I've seen both methods used in the same studio, heard the results of both, and find both to be interesting methods for use. Not necessarily saying one is better than the other, but food for thought, certainly. Anyone else use the TA method? It's one that had not occurred to me before, the phase alignment method is generally the 'taught' method. I've found myself using it more often recently, with good results, especially if using a multiple amp setup. The slightly computational, mathematical element of working out samples between mics, and then amps, and them combining them to one track makes a lot of sense to me. I find I can get my head around it fairly easily, and it certainly doesn't sound bad. Certainly, a multi mic/amp setup would be a nightmare with phase, although I suppose no more than with time alignment.
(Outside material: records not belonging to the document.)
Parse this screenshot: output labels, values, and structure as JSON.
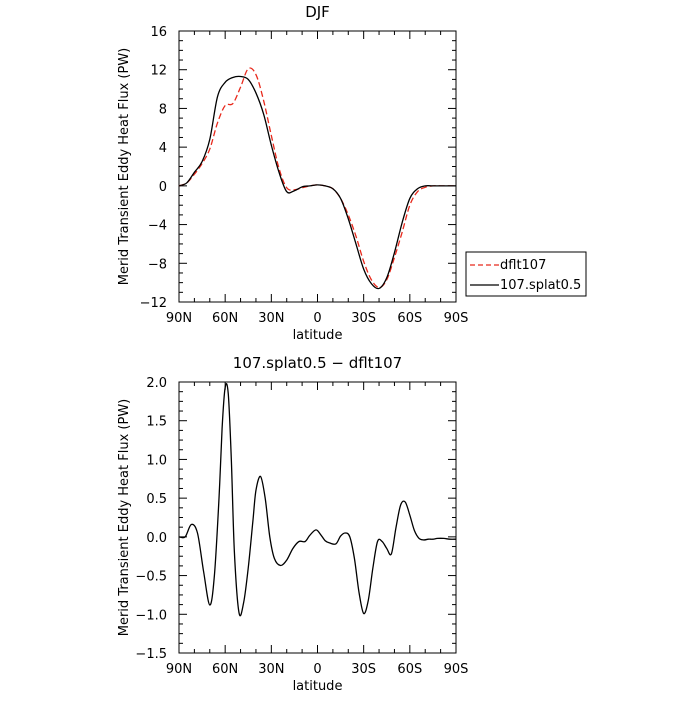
{
  "chart_data": [
    {
      "type": "line",
      "title": "DJF",
      "xlabel": "latitude",
      "ylabel": "Merid Transient Eddy Heat Flux (PW)",
      "xlim": [
        90,
        -90
      ],
      "ylim": [
        -12,
        16
      ],
      "x_ticks": [
        90,
        60,
        30,
        0,
        -30,
        -60,
        -90
      ],
      "x_tick_labels": [
        "90N",
        "60N",
        "30N",
        "0",
        "30S",
        "60S",
        "90S"
      ],
      "y_ticks": [
        -12,
        -8,
        -4,
        0,
        4,
        8,
        12,
        16
      ],
      "y_tick_labels": [
        "−12",
        "−8",
        "−4",
        "0",
        "4",
        "8",
        "12",
        "16"
      ],
      "legend_position": "outside-right",
      "series": [
        {
          "name": "dflt107",
          "color": "#e8291c",
          "dash": "dashed",
          "x": [
            90,
            85,
            80,
            75,
            70,
            65,
            60,
            55,
            50,
            45,
            40,
            35,
            30,
            25,
            20,
            15,
            10,
            5,
            0,
            -5,
            -10,
            -15,
            -20,
            -25,
            -30,
            -35,
            -40,
            -45,
            -50,
            -55,
            -60,
            -65,
            -70,
            -75,
            -80,
            -85,
            -90
          ],
          "values": [
            0,
            0.3,
            1.2,
            2.3,
            3.8,
            6.5,
            8.3,
            8.5,
            10.2,
            12.1,
            11.5,
            8.8,
            5.2,
            1.8,
            -0.2,
            -0.4,
            -0.2,
            0,
            0.1,
            0,
            -0.3,
            -1.3,
            -3.0,
            -5.2,
            -7.8,
            -9.7,
            -10.5,
            -9.7,
            -7.4,
            -4.8,
            -2.0,
            -0.6,
            -0.15,
            0,
            0,
            0,
            0
          ]
        },
        {
          "name": "107.splat0.5",
          "color": "#000000",
          "dash": "solid",
          "x": [
            90,
            85,
            80,
            75,
            70,
            65,
            60,
            55,
            50,
            45,
            40,
            35,
            30,
            25,
            20,
            15,
            10,
            5,
            0,
            -5,
            -10,
            -15,
            -20,
            -25,
            -30,
            -35,
            -40,
            -45,
            -50,
            -55,
            -60,
            -65,
            -70,
            -75,
            -80,
            -85,
            -90
          ],
          "values": [
            0,
            0.3,
            1.4,
            2.5,
            4.8,
            9.2,
            10.7,
            11.2,
            11.3,
            11.0,
            9.6,
            7.4,
            4.2,
            1.4,
            -0.6,
            -0.5,
            -0.1,
            0,
            0.1,
            0,
            -0.3,
            -1.3,
            -3.4,
            -6.0,
            -8.6,
            -10.1,
            -10.6,
            -9.5,
            -6.9,
            -3.8,
            -1.3,
            -0.3,
            0,
            0,
            0,
            0,
            0
          ]
        }
      ]
    },
    {
      "type": "line",
      "title": "107.splat0.5 − dflt107",
      "xlabel": "latitude",
      "ylabel": "Merid Transient Eddy Heat Flux (PW)",
      "xlim": [
        90,
        -90
      ],
      "ylim": [
        -1.5,
        2.0
      ],
      "x_ticks": [
        90,
        60,
        30,
        0,
        -30,
        -60,
        -90
      ],
      "x_tick_labels": [
        "90N",
        "60N",
        "30N",
        "0",
        "30S",
        "60S",
        "90S"
      ],
      "y_ticks": [
        -1.5,
        -1.0,
        -0.5,
        0.0,
        0.5,
        1.0,
        1.5,
        2.0
      ],
      "y_tick_labels": [
        "−1.5",
        "−1.0",
        "−0.5",
        "0.0",
        "0.5",
        "1.0",
        "1.5",
        "2.0"
      ],
      "series": [
        {
          "color": "#000000",
          "dash": "solid",
          "x": [
            90,
            86,
            82,
            78,
            74,
            70,
            67,
            64,
            62,
            60,
            58,
            56,
            54,
            51,
            48,
            45,
            42,
            40,
            37,
            34,
            31,
            28,
            24,
            20,
            16,
            12,
            8,
            5,
            1,
            -2,
            -5,
            -8,
            -12,
            -15,
            -18,
            -21,
            -24,
            -27,
            -30,
            -33,
            -36,
            -39,
            -42,
            -45,
            -48,
            -51,
            -54,
            -57,
            -60,
            -63,
            -66,
            -69,
            -72,
            -75,
            -78,
            -82,
            -86,
            -90
          ],
          "values": [
            0,
            0,
            0.16,
            0.05,
            -0.45,
            -0.88,
            -0.5,
            0.5,
            1.4,
            1.93,
            1.85,
            1.0,
            -0.2,
            -0.98,
            -0.85,
            -0.4,
            0.2,
            0.6,
            0.78,
            0.5,
            0,
            -0.28,
            -0.37,
            -0.3,
            -0.15,
            -0.06,
            -0.06,
            0.02,
            0.09,
            0.03,
            -0.05,
            -0.08,
            -0.09,
            0.01,
            0.05,
            0,
            -0.28,
            -0.72,
            -0.99,
            -0.82,
            -0.4,
            -0.06,
            -0.06,
            -0.15,
            -0.22,
            0.12,
            0.41,
            0.45,
            0.28,
            0.08,
            -0.02,
            -0.04,
            -0.03,
            -0.03,
            -0.02,
            -0.02,
            -0.03,
            -0.03
          ]
        }
      ]
    }
  ]
}
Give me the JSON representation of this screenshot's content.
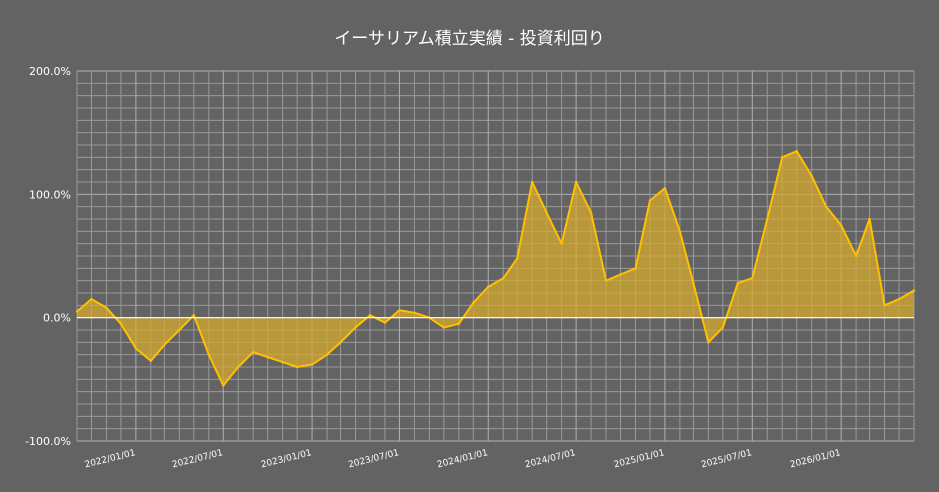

Equally, any people have experience with the whole 'phase eq' thing mentioned in the tracking guitar article that was in SOS a while back. I think it was Joe Baressi (two r's, one s?) who is mentioned as being a fan of the technique. It's something I've never really got around to trying, so I'd be interested in knowing if people have had success with it.
Vaguely related, the whole overheads equal distance to snare thing. Is it necessary? I've come around to the idea that it doesn't really matter so much. The differences in time between the two microphones are what make it stereo in the first place, are they not? I tend to have close mics anyway, so if I need something to be bang in the centre, the close mic is there. Again, not saying a method is better, just interested in opinions on it. Healthy discussion, and all that jazz.
Apologies for the word-splurge, just a thought that popped into my head, thought it was worth opening some kind of discourse on it.